Pela Constituição boliviana, a renúncia precisa ser aprovada pelo Congresso. Essa excentricidade legislativa permite, no caso de rejeição do pedido, que o presidente conserve o seu posto e eventualmente saia do episódio mais fortalecido. Ao que parece, essa é a estratégia do primeiro mandatário boliviano.
Trata-se, contudo, de um lance arriscado e que, bem-sucedido, pode ter efeitos apenas de curto prazo.
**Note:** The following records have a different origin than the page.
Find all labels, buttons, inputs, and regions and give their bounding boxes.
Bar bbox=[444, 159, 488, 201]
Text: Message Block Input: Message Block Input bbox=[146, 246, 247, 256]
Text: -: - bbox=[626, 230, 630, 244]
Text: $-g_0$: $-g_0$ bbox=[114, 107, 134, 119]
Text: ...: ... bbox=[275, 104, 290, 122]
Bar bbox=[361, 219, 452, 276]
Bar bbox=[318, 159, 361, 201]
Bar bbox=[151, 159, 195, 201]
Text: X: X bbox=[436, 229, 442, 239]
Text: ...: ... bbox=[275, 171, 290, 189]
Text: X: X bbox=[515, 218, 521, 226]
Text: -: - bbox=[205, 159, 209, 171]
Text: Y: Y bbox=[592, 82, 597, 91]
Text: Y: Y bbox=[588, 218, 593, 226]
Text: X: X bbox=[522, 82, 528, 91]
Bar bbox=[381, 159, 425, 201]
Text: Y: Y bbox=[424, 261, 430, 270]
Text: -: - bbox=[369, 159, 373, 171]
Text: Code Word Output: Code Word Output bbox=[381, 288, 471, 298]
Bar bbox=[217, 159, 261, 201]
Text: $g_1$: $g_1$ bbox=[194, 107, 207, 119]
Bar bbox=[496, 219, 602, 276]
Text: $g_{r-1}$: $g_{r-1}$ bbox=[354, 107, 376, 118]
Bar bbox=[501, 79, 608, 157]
Ainda que tudo saia de acordo com os cálculos de Mesa, as razões que vêm fornecendo combustível à crise política boliviana permanecerão.
O presidente Mesa não foi eleito para o cargo e não conta com base partidária própria. Ele era o vice de Gonzalo Sánchez de Lozada, que renunciou em outubro de 2003 após violenta repressão a protestos de rua apoiados por Morales. Embora conte com índices de popularidade de 50% a 60%, Mesa não tem uma identidade política. Trata-se de um jornalista intelectual que se viu elevado à Presidência. Vem adotando posições de bom senso que lhe asseguram a aprovação da classe média, embora, na região de Santa Cruz de la Sierra, a mais rica do país, tenham ocorrido protestos por maior autonomia.
Inicialmente, o líder dos plantadores de coca e seu partido MAS (Movimento ao Socialismo) deram sustentação a Mesa, mas logo ficou claro que a agenda presidencial diferia da do dirigente sindical, que passou a trabalhar para tornar-se o próximo presidente da Bolívia -em 2007, segundo a Constituição, ou já, na hipótese de uma crise de grandes proporções. Resta saber se Mesa, de fato, está blefando, e se o MAS se sente forte o bastante neste momento para insistir no aprofundamento da crise.